To start this short post, two moments from last week’s totality, separated by three minutes:


And how does one prepare in the weeks before a total eclipse of the sun? So glad you asked.
With a tennis ball, and any other spheres lying around the house.

I now wonder, orbits and dance, what’s the difference?
My son is seen pondering the globes a couple of times, and you can see the actual full moon shining through the windows one night.
The big black book is “The History of the Hobbit,” by John D. Rateliff.
This post is already bloated shamelessly with alliterations, especially of the letter “T”, so I won’t drag in the good name of Tolkien.
Except in the tags.
It is a long time since I read Milton’s “L’Allegro” and so I did not know that tripping the light fantastic is his in origin. I don’t know what that 17th century Puritan thought of dancing but surely he would have at least been somewhat bemused at the way his words were taken.
The prayer that I quoted when I last commented that ends with radical trust in the universe begins with “we who have been invited to share in the cosmic dance”, an idea from Thomas Merton. Your artwork is a lovely expression of this idea.
Thank you, Stephen, I really like the Centering prayer you mention. I found the phrase you used online, is this it?
“In times of trouble, and with assurance for what is and all that is to be, May we have faith in the unfolding of our lives, and radical trust in the universe
(excerpted from Psalm 106, Nan Merrill, Psalms for Praying)”
Googling Merton and radical trust, I got this great excerpt from “New Seeds of Contemplation”:
“What is serious to men is often very trivial in the sight of God. What in God might appear to us as “play” is perhaps what he Himself takes most seriously. At any rate, the Lord plays and diverts Himself in the garden of His creation, and if we could let go of our own obsession with what we think is the meaning of it all, we might be able to hear His call and follow Him in His mysterious, cosmic dance. We do not have to go very far to catch echoes of that game, and of that dancing. When we are alone on a starlit night; when by chance we see the migrating birds in autumn descending on a grove of junipers to rest and eat; when we see children in a moment when they are really children; when we know love in our own hearts; or when, like the Japanese poet Bashō we hear an old frog land in a quiet pond with a solitary splash–at such times the awakening, the turning inside out of all values, the “newness,” the emptiness and the purity of vision that make themselves evident, provide a glimpse of the cosmic dance.

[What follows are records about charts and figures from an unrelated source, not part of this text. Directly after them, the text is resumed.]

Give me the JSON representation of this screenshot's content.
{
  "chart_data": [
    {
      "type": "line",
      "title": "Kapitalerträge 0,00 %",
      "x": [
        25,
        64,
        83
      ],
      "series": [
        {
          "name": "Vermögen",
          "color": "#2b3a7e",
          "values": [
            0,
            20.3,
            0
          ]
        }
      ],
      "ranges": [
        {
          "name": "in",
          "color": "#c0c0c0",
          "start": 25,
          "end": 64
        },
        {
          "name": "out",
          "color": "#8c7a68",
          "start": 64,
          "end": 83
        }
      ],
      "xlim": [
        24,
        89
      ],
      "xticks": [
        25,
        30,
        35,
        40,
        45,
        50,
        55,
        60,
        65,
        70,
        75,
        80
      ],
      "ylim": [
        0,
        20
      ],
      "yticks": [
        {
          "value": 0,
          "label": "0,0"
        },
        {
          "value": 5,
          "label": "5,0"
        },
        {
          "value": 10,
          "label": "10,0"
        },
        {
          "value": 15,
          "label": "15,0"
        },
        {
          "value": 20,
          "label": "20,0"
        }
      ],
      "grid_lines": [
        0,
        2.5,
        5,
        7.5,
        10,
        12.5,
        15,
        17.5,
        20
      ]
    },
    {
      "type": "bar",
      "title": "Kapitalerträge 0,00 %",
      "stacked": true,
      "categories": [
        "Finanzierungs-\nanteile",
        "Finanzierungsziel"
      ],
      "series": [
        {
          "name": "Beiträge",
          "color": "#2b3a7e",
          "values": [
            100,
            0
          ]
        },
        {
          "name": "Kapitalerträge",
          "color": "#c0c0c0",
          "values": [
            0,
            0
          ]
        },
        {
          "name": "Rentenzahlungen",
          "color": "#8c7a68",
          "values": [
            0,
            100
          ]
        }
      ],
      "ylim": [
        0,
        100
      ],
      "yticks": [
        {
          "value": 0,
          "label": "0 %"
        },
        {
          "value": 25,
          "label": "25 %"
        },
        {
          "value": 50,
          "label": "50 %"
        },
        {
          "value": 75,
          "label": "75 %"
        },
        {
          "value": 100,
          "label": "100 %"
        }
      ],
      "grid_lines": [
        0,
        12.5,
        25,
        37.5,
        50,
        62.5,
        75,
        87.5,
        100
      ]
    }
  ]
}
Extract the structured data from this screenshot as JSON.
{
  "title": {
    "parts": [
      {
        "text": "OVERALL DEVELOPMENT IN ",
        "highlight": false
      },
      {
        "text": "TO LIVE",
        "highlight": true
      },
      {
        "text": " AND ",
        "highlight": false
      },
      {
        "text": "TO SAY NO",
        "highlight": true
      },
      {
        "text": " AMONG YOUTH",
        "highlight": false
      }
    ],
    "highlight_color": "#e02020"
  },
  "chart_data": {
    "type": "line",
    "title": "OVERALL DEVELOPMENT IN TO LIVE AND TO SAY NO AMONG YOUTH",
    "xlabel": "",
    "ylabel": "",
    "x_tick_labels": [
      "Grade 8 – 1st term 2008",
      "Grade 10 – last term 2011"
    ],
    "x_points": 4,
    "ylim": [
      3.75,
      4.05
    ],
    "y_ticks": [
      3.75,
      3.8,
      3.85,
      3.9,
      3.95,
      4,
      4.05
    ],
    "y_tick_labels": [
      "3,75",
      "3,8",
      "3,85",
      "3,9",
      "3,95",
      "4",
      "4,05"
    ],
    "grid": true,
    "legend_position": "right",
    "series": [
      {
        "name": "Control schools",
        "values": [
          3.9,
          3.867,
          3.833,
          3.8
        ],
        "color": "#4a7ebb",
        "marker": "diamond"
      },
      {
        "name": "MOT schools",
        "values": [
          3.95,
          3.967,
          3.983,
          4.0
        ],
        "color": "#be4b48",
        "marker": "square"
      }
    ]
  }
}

“For the world and time are the dance of the Lord in emptiness. The silence of the spheres is the music of a wedding feast. The more we persist in misunderstanding the phenomena of life, the more we analyze them out into strange finalities and complex purposes of our own, the more we involve ourselves in sadness, absurdity and despair. But it does not matter much, because no despair of ours can alter the reality of things; or stain the joy of the cosmic dance which is always there. Indeed, we are in the midst of it, and it is in the midst of us, for it beats in our very blood, whether we want it to or not.
“Yet the fact remains that we are invited to forget ourselves on purpose, cast our awful solemnity to the winds and join in the general dance.”